Tribratanews.polri.go.id - Jakarta. Sebuah studi terbaru dari University of Southern California mengungkap remaja yang mengonsumsi junk food tinggi lemak dan gula dapat menderita kerusakan otak dalam jangka panjang, khususnya gangguan memori.
Dalam penelitian, para peneliti di universitas tersebut memberi tikus makanan tinggi lemak, kemudian menjalankan riset melalui serangkaian tes memori dan melacak tingkat neurotransmitter yang terkait dengan memori dan pembelajaran.
Profesor ilmu biologi di USC Dornsife College of Letters, Arts and Sciences mengemukakan penelitian ini dilakukan dengan meneliti hewan tikus.
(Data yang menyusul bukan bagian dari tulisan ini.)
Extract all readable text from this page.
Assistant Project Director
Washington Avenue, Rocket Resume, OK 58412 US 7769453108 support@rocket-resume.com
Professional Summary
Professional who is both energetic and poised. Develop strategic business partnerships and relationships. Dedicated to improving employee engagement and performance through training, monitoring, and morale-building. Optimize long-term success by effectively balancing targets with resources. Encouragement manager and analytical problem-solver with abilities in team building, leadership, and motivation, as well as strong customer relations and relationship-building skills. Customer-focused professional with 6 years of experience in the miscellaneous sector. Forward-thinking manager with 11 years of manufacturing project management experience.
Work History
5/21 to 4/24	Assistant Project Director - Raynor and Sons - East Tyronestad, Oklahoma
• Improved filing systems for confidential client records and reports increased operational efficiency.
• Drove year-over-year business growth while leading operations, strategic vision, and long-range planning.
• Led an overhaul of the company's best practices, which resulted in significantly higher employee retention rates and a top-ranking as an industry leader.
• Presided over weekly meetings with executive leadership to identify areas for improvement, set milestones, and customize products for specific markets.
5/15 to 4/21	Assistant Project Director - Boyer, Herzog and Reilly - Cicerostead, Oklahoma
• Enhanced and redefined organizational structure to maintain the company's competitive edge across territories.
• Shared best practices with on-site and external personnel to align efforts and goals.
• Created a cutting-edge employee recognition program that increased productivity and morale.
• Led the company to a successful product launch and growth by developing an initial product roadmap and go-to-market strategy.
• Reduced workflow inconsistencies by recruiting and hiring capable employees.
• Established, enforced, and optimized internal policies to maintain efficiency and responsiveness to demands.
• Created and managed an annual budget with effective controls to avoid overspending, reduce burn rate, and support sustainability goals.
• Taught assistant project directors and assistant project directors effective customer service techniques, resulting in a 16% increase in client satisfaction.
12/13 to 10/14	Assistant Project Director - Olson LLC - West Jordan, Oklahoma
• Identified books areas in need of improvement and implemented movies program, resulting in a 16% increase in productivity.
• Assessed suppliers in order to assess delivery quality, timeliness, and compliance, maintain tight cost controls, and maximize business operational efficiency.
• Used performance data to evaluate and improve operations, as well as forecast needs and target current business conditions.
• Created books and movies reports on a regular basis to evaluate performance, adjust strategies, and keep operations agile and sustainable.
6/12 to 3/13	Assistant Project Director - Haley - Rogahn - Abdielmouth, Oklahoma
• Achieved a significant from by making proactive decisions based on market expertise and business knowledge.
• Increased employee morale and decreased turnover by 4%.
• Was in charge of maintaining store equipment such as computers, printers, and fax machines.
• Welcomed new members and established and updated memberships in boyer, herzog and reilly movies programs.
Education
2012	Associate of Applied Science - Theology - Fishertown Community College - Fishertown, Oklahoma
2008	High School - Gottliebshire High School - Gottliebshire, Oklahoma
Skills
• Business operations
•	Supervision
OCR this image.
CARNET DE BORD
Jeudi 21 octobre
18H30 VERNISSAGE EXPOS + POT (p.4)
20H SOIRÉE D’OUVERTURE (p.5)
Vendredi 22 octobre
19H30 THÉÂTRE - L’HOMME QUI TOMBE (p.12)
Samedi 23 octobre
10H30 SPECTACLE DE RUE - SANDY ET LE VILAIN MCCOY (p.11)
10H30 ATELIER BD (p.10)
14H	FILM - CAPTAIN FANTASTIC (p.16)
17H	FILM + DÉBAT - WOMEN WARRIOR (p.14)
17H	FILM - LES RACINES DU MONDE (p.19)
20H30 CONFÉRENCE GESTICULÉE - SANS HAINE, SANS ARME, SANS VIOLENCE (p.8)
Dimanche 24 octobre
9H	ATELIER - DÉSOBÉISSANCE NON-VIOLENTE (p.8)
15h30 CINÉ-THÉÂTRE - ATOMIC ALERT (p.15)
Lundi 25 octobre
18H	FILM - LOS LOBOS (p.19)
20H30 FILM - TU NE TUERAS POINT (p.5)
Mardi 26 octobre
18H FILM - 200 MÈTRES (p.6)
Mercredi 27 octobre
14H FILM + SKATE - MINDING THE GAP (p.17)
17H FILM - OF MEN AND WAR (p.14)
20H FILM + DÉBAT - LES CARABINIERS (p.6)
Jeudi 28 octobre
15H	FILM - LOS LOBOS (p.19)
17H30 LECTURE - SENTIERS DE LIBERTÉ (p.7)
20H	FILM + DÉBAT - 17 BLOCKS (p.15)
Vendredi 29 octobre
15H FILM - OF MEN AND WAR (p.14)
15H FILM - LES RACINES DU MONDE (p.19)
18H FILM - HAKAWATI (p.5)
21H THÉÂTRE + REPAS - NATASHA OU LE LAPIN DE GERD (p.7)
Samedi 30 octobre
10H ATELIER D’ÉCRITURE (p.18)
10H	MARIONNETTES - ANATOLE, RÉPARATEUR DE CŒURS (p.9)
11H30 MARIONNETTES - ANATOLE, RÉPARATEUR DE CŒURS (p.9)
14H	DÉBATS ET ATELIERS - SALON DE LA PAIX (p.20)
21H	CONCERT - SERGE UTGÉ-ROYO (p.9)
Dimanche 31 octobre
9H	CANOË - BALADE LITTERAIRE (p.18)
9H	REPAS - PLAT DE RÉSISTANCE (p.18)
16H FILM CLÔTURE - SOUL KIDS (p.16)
"Dalam beberapa penelitian terbaru, jika tikus-tikus ini tumbuh dengan pola makan junk food, maka mereka akan mengalami gangguan ingatan yang tidak kunjung hilang," ungkap Scott dikutip dari laman New York Post pada Selasa (23/4/2024).
"Jika Anda (kemudian) menerapkan pola makan sehat pada mereka, sayangnya efek ini akan bertahan hingga masa dewasa," sambungnya.
Studi ini menggunakan penelitian yang sudah ada mengenai penyakit Alzheimer. Menurut Asosiasi Alzheimer, penyakit tersebut sejenis demensia yang memengaruhi pemikiran, perilaku, dan ingatan.
Orang dengan Alzheimer memiliki tingkat neurotransmitter otak yang lebih rendah yang disebut asetilkolin, yang berperan penting dalam pergerakan otot tak sadar, gairah, pembelajaran, dan perhatian.
Untuk mengetahui dampak pola makan terhadap kesehatan otak, tim peneliti mempelajari kadar asetilkolin pada tikus yang menjalani diet berlemak dan bergula, dibandingkan dengan tikus dalam kelompok kontrol dengan melacak respons otak mereka terhadap aktivitas pengujian memori seperti menemukan objek baru di lokasi berbeda.
Hasilnya, tikus pada kelompok kontrol mampu mengenali objek baru sedangkan tikus pada kelompok junk food tidak dapat mengingatnya.
Kanoski menyebut masa remaja adalah masa ketika otak sedang berkembang sehingga mereka bertanya-tanya tentang dampak pola makan Barat yang tidak sehat terhadap perkembangan otak, dan apakah dampaknya dapat dibalik atau tidak.
"Namun sayangnya, beberapa hal yang mungkin lebih mudah dibalikkan pada masa dewasa, kurang dapat diubah jika terjadi pada masa kanak-kanak," tukasnya.